Marilah kita buat banten dari bahan flora dan fauna yang inti-intinya saja.
Selebihnya
kita lanjutkan dengan tindakan nyata untuk melestarikan flora dan fauna
tersebut. Sebab, Manawa Dhamarsastra V.40 menyatakan bahwa penggunakan flora
dan fauna dalam upacara agama adalah untuk melestarikan flora dan fauna
tersebut. Karena dalam wujud yang benar dan serba kolosal akan banyak menyita
sumber daya alam seperti flora dan fauna yang keberadaannya sudah semakin
merana
Berdasarkan
hiruk-pikuk kehidupan di bumi, termasuk juga di Bali ini sudah makin mendesak
kita lebih mengutamakan Jnyana Yadnya daripada yadnya dalam wujud upacara
yang serba kolosal. Jnyana sesungguhnya berarti kesadaran rohani yang timbul
setelah mendalami ilmu pengetahuan suci. Yadnya dewasa ini seyogianya dalam
wujudkan meningkatkan kesadaran rohani
Dari
kesadaran rohani itu kita berbuat nyata untuk mengatasi kesenjangan sumber
daya alam. Kurangi mengumbar asap yang mengandung CO2 ke udara. Hal itu akan
dapat memperkecil efek rumah kaca yang menimbulkan pemanasan global agar
iklim kembali teratur.
Kembalikan
luas dan fungsi hutan dari perusakan oleh manusia dan pengusaha yang rakus. Jangan
merusak sungai dengan tidak membuang sampai sembarangan. Tegakan hak-hak
rakyat dari manipulasi birokrasi dan politisi yang menyimpang. Kembangkan
pendidikan dan latihan untuk membangun SDM yang bermoral, profesional dan
sehat agar dapat berdedikasi secara optimal
Memegang
jabatan di berbagai bidang juga suatu Jnyana Yadnya pada masyarakat. Hal-hal
yang semacam inilah yang seharusnya kita lakukan sebagai wujud yadnya pada
zaman Kali ini. Kegiatan beragama janganlah menjadi beban alam dan sosial.

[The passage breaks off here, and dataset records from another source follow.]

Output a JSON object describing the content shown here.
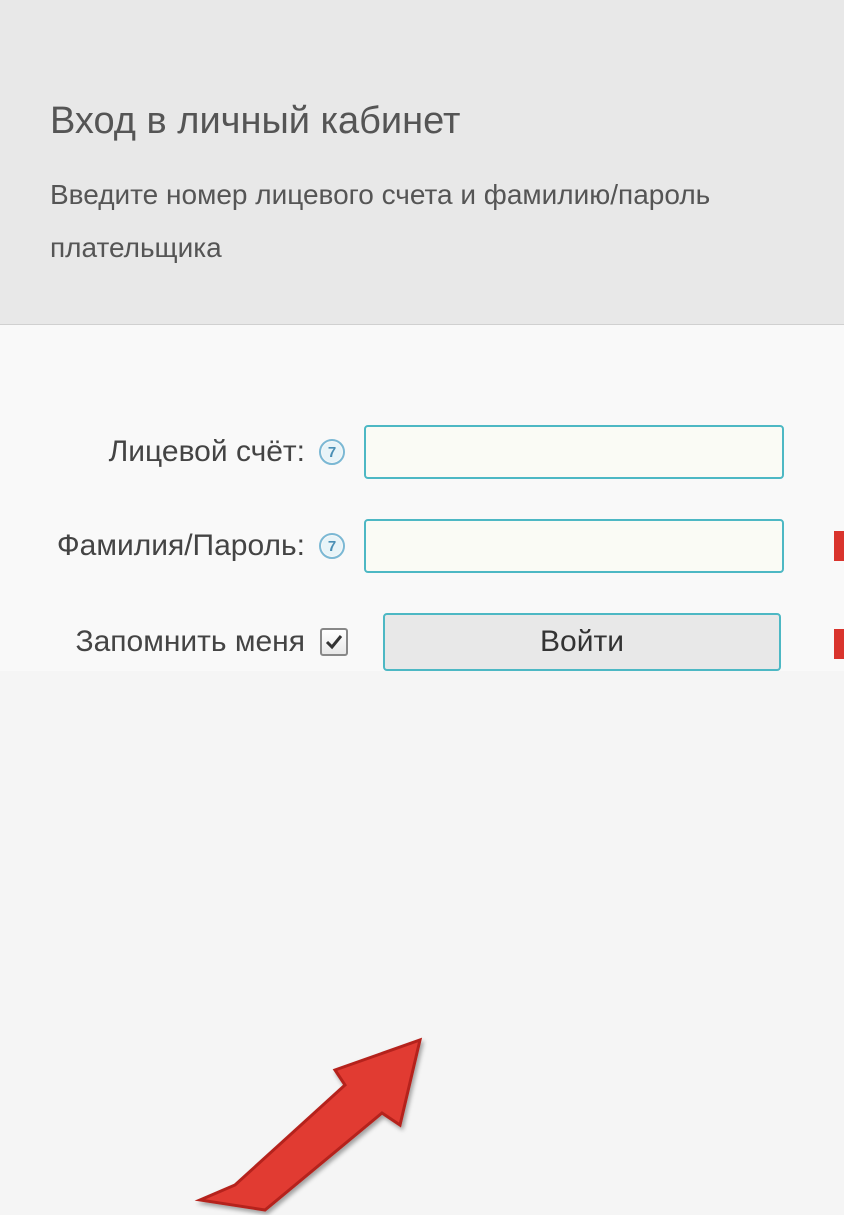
{
  "header": {
    "title": "Вход в личный кабинет",
    "subtitle": "Введите номер лицевого счета и фамилию/пароль плательщика"
  },
  "form": {
    "account_label": "Лицевой счёт:",
    "account_value": "",
    "password_label": "Фамилия/Пароль:",
    "password_value": "",
    "remember_label": "Запомнить меня",
    "login_button_label": "Войти",
    "help_icon_char": "7"
  },
  "colors": {
    "input_border": "#4db8c4",
    "arrow_fill": "#e13b33",
    "arrow_stroke": "#b5241d"
  }
}
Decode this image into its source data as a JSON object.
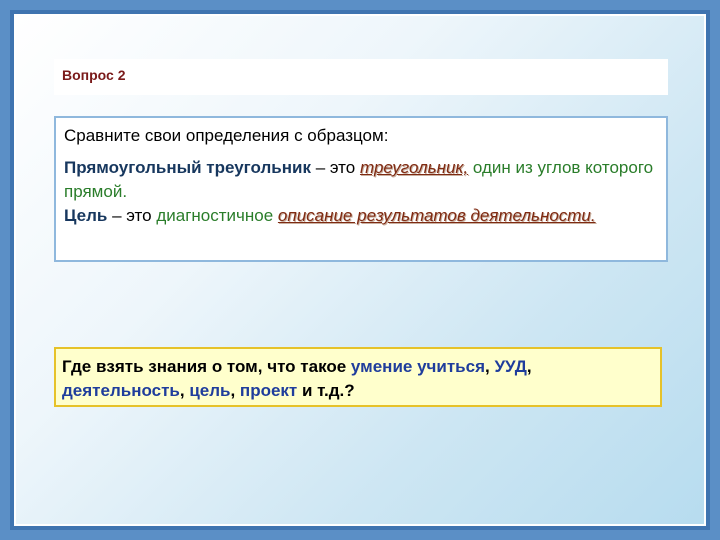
{
  "question_label": "Вопрос 2",
  "compare": {
    "intro": "Сравните свои определения с образцом:",
    "def1": {
      "term": "Прямоугольный треугольник",
      "dash": " – это ",
      "underlined": "треугольник,",
      "rest_green": " один из углов которого прямой."
    },
    "def2": {
      "term": "Цель",
      "dash": " – это ",
      "green": "диагностичное ",
      "underlined": "описание результатов деятельности."
    }
  },
  "question2": {
    "part1": "Где взять знания о том, что такое ",
    "blue1": "умение учиться",
    "part2": ", ",
    "blue2": "УУД",
    "part3": ", ",
    "blue3": "деятельность",
    "part4": ", ",
    "blue4": "цель",
    "part5": ", ",
    "blue5": "проект",
    "part6": " и т.д.?"
  },
  "colors": {
    "frame": "#5b8fc6",
    "term": "#17375e",
    "green": "#2a7d2a",
    "blue_highlight": "#1f3d9c",
    "box2_bg": "#ffffcc",
    "box2_border": "#e6c229"
  }
}
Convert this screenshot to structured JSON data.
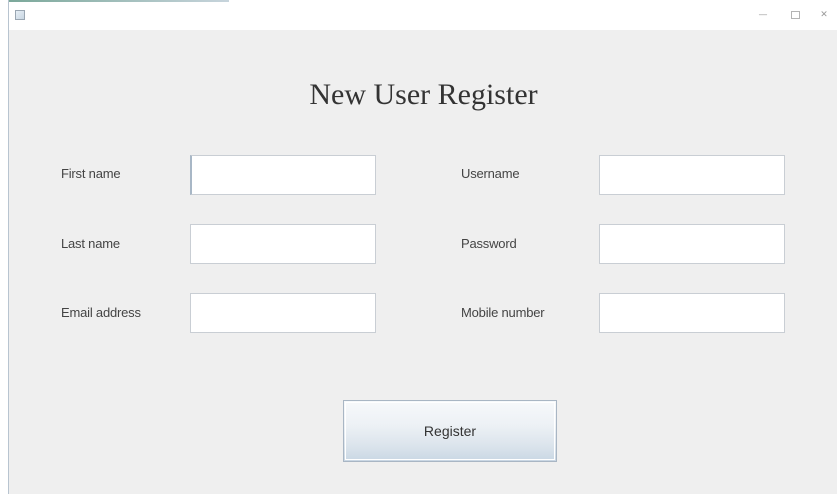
{
  "window": {
    "controls": {
      "minimize": "—",
      "maximize": "",
      "close": "✕"
    }
  },
  "form": {
    "title": "New User Register",
    "left_fields": [
      {
        "label": "First name",
        "value": ""
      },
      {
        "label": "Last name",
        "value": ""
      },
      {
        "label": "Email address",
        "value": ""
      }
    ],
    "right_fields": [
      {
        "label": "Username",
        "value": ""
      },
      {
        "label": "Password",
        "value": ""
      },
      {
        "label": "Mobile number",
        "value": ""
      }
    ],
    "submit_label": "Register"
  },
  "colors": {
    "window_background": "#efefef",
    "titlebar_background": "#ffffff",
    "field_border": "#c9ced4",
    "button_gradient_bottom": "#c9d7e4"
  }
}
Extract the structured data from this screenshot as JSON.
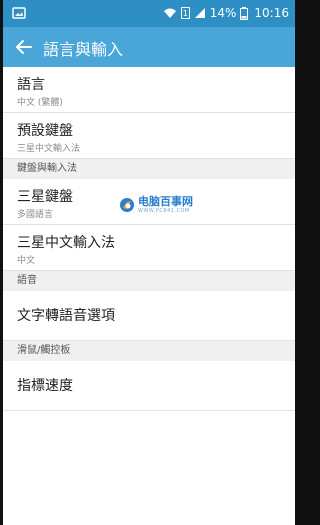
{
  "statusbar": {
    "battery_text": "14%",
    "time": "10:16",
    "sim_badge": "1",
    "icons": [
      "gallery-icon",
      "wifi-icon",
      "sim-icon",
      "signal-icon",
      "battery-icon"
    ]
  },
  "appbar": {
    "title": "語言與輸入"
  },
  "items": {
    "language": {
      "title": "語言",
      "subtitle": "中文 (繁體)"
    },
    "default_keyboard": {
      "title": "預設鍵盤",
      "subtitle": "三星中文輸入法"
    }
  },
  "sections": {
    "keyboard_input": "鍵盤與輸入法",
    "speech": "語音",
    "mouse_trackpad": "滑鼠/觸控板"
  },
  "keyboard_items": {
    "samsung_keyboard": {
      "title": "三星鍵盤",
      "subtitle": "多國語言"
    },
    "samsung_chinese": {
      "title": "三星中文輸入法",
      "subtitle": "中文"
    }
  },
  "speech_items": {
    "tts": {
      "title": "文字轉語音選項"
    }
  },
  "mouse_items": {
    "pointer_speed": {
      "title": "指標速度"
    }
  },
  "watermark": {
    "text": "电脑百事网",
    "url": "WWW.PC841.COM"
  },
  "colors": {
    "statusbar": "#2d8fc4",
    "appbar": "#4aa6d8",
    "section_bg": "#f0f0f0"
  }
}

Kegiatan beragama yang banyak menyita waktu, tenaga dan dhana masyarakat di
Bali justru tidak akan menjadikan Bali itu ajeg
Alam Bali
menjadi merana. Apalagi di Bali lahan tidur masih luas karena tidak mendapat
perhatian pemiliknya. SDM Bali kurang memiliki kesempatan merebut lapangan
kerja yang ada. Mereka semakin terdesak oleh pendatang baru. Beragama
hendaknya dapat diarahkan membina SDM yang memiliki militansi yang tinggi
dalam artian fisik, moral dan kreativitas mengembangkan profesi.
Hidup di
zaman Kali ini penuh persaingan. Kegiatan beragama hendaknya untuk membina
SDM Bali siap bersaing secara sehat. Siap hidup dalam masyarakat yang
fluraris dengan mengembangkan paradigma manajemen konflik yang benar.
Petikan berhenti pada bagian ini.